Terminology
Recommendations
Target Muscle Groups
Benefits
Fun Facts
100
Exercise _______ refers to how much energy is expended during exercise.
What is intensity?
100
The first step to a successful body building routine.
What is setting realistic goals
100
the ability of a muscle or group of muscles to repeatedly exert force against resistance.
What is muscular endurance
100
Strength training makes your body ______
What is fitter
100
This is the most prestigious body building competition in the world!
What is Mr. Olympia?
200
________ is a type of physical exercise (training) that specializes in the use of resistance to induce muscular contraction which builds the strength, anaerobic endurance, and size of skeletal muscles.
What is strength training?
200
Aim for ____ reps per exercise for ____ sets
What is 10-12; 2-3
200
By building strength in this area____, people can reduce pain in their lower back
What is the abdomen
200
Strength training plays a role in ____ prevention
What is disease
200
This is the correct term for the soreness one feels in a muscle, approximately 24 hours after an intense workout with weights.
What is Delayed Onset Muscle Soreness (DOMS)?
300
______ is the most common way of measuring exercise intensity and ________ is the most accurate way of measuring exercise intensity.

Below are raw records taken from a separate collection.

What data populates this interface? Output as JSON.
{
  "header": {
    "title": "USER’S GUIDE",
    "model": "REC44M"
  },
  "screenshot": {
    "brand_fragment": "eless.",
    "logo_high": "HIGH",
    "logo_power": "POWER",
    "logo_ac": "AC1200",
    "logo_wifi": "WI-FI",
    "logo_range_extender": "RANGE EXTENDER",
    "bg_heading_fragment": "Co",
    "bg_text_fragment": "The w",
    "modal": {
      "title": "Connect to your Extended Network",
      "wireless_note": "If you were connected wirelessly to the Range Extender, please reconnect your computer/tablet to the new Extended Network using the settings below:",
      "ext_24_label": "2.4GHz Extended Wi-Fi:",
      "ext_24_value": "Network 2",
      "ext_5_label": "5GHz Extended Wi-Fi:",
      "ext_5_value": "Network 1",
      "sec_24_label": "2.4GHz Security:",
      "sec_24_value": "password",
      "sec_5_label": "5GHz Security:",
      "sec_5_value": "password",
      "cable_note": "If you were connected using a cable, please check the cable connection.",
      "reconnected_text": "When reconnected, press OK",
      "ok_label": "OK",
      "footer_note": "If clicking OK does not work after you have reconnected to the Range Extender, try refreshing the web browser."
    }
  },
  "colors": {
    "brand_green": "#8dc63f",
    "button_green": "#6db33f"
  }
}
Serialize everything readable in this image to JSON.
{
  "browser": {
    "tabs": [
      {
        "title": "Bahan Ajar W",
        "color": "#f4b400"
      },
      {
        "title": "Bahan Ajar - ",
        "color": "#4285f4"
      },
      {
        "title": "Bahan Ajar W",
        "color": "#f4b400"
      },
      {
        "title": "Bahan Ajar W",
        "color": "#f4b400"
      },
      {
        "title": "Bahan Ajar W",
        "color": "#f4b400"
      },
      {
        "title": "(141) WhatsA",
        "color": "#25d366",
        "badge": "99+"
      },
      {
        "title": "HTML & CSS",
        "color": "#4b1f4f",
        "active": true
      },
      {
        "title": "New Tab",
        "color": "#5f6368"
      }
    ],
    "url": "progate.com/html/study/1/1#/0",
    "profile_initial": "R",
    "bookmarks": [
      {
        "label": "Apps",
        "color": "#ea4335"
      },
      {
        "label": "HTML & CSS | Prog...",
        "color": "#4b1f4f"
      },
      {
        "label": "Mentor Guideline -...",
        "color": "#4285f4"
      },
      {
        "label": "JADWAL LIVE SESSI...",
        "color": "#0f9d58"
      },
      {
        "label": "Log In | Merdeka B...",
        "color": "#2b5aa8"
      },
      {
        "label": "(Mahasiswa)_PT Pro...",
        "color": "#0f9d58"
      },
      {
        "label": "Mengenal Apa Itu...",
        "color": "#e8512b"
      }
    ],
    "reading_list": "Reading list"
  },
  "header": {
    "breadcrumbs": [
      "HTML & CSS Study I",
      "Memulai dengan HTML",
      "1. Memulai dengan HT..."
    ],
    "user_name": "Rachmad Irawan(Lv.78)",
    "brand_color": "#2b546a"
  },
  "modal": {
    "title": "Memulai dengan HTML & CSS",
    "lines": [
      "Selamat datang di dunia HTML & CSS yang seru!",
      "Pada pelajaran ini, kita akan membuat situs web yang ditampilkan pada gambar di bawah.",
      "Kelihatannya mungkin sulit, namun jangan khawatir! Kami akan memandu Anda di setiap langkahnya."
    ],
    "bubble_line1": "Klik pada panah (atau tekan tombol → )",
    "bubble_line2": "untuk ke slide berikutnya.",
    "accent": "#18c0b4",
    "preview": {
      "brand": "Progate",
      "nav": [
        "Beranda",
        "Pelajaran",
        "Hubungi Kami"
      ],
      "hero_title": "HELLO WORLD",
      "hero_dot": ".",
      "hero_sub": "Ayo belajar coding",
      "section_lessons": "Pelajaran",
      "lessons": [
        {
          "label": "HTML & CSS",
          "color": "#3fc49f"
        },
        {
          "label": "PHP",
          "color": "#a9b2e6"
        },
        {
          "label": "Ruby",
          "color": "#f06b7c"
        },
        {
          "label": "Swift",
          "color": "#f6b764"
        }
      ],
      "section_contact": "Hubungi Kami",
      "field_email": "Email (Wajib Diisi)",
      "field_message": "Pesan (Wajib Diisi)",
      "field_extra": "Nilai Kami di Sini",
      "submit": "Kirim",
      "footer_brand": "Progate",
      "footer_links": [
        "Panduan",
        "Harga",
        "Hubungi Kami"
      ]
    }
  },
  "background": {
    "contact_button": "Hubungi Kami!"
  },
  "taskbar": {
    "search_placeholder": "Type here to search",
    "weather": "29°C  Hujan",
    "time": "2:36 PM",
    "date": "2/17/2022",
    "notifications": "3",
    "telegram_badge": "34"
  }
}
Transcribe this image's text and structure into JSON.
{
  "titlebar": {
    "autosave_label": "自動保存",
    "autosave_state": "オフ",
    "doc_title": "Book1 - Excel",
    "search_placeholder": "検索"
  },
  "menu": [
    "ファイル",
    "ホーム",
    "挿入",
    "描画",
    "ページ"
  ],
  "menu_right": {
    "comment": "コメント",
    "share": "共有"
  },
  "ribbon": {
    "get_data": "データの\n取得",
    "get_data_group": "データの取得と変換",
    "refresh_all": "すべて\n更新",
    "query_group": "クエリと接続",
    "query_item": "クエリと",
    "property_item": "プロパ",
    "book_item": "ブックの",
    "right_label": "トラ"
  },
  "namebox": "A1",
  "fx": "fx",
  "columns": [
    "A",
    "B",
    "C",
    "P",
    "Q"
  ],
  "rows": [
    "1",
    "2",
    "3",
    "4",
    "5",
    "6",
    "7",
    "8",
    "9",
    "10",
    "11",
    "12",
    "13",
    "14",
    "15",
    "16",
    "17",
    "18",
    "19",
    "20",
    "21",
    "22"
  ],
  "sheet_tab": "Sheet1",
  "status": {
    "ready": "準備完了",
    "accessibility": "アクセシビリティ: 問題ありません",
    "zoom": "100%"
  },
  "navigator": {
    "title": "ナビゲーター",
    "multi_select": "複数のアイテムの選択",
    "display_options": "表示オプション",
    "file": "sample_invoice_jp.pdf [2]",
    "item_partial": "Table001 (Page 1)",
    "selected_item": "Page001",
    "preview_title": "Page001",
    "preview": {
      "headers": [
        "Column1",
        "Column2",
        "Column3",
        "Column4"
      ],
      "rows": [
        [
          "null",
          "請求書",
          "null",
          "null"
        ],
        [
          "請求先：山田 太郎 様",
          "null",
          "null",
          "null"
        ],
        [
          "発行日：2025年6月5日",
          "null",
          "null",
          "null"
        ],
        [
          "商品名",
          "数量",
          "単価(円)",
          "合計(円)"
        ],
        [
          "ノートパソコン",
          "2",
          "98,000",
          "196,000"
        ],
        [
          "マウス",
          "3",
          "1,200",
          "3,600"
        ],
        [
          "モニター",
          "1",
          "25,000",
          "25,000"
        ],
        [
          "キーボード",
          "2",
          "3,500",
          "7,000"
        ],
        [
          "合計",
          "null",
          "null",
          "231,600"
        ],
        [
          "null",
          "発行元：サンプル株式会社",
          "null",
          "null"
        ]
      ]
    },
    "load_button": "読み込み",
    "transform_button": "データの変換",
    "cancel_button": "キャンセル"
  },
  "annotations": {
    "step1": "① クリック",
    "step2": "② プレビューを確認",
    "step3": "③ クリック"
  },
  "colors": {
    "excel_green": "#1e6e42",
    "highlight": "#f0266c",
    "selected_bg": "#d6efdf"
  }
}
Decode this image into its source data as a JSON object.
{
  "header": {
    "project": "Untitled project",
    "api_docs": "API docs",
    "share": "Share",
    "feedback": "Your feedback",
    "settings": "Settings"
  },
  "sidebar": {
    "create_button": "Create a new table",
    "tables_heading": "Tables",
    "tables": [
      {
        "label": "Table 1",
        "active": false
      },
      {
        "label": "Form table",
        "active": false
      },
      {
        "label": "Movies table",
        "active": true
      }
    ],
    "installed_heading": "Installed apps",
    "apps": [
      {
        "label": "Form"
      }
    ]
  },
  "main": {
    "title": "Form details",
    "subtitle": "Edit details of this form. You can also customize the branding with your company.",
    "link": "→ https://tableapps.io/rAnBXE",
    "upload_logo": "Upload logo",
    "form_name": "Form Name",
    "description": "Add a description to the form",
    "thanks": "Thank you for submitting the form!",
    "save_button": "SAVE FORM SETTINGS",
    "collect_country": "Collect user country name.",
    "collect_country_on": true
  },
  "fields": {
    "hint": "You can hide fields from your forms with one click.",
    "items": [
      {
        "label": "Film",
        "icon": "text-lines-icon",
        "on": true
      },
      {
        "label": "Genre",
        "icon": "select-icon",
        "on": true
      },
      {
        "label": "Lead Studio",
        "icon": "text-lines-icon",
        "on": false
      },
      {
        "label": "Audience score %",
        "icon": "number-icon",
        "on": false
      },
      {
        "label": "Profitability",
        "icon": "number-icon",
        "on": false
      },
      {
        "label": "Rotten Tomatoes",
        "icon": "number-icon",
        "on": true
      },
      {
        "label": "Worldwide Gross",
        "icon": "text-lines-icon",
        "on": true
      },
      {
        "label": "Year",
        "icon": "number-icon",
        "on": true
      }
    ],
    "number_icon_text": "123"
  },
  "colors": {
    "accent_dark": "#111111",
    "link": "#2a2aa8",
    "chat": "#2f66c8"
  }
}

What is heart rate and VO2?
300
While advanced bodybuilders often train each muscle group once a week, beginners are recommended to train each muscle group up to ____ times per week.
What is two
300
This is one common way to increase tricep endurance
What is tricep extension
300
Strength training boosts _____ levels and improves _____
What is energy and mood
300
Weight lifting boosts (these three neurotransmitters) ______, _________ and ________, making it a natural antidepressant
What is dopamine, norepinephrine, and serotonin?
400
This is a physiological measure expressing the energy cost (or calories) of physical activity.
What is MET (Metabolic Equivalent of Task)?
400
Instead of eating 3 larger meals throughout the day, it is recommended that you eat smaller meals every ____ hours.
What is three
400
Name at least three muscles or muscle groups targeted by doing squats
What is quads, glutes, calves, hamstrings, adductors, and abs
400
Strength training protects ______
What is muscle mass
400
This Greek physician explained the principle behind strength training when he wrote "that which is used develops, and that which is not used wastes away", referring to muscular hypertrophy and atrophy.
Who is Hippocrates?
500
In METS define Light, Moderate, and Vigorous physical activities.
What is light (1.1-2.9), moderate (3.0-5.9), and vigorous (more than 6 METs)
500
Increase weights by no more than __% at a time
What is five-ten
500
This is a common exercise that strengthens the muscles of the back as well as the abs
What is planking
500
Strength training can also sharpen your _____ skills
What is thinking or learning
500
This is the cure or remedy that we have all been searching for to stop muscle pain that one experiences after an intense workout
What is NONE!! NO PAIN NO GAIN! KEEP IT UP!! YOUR BODY WILL THANK YOU (later)!!!!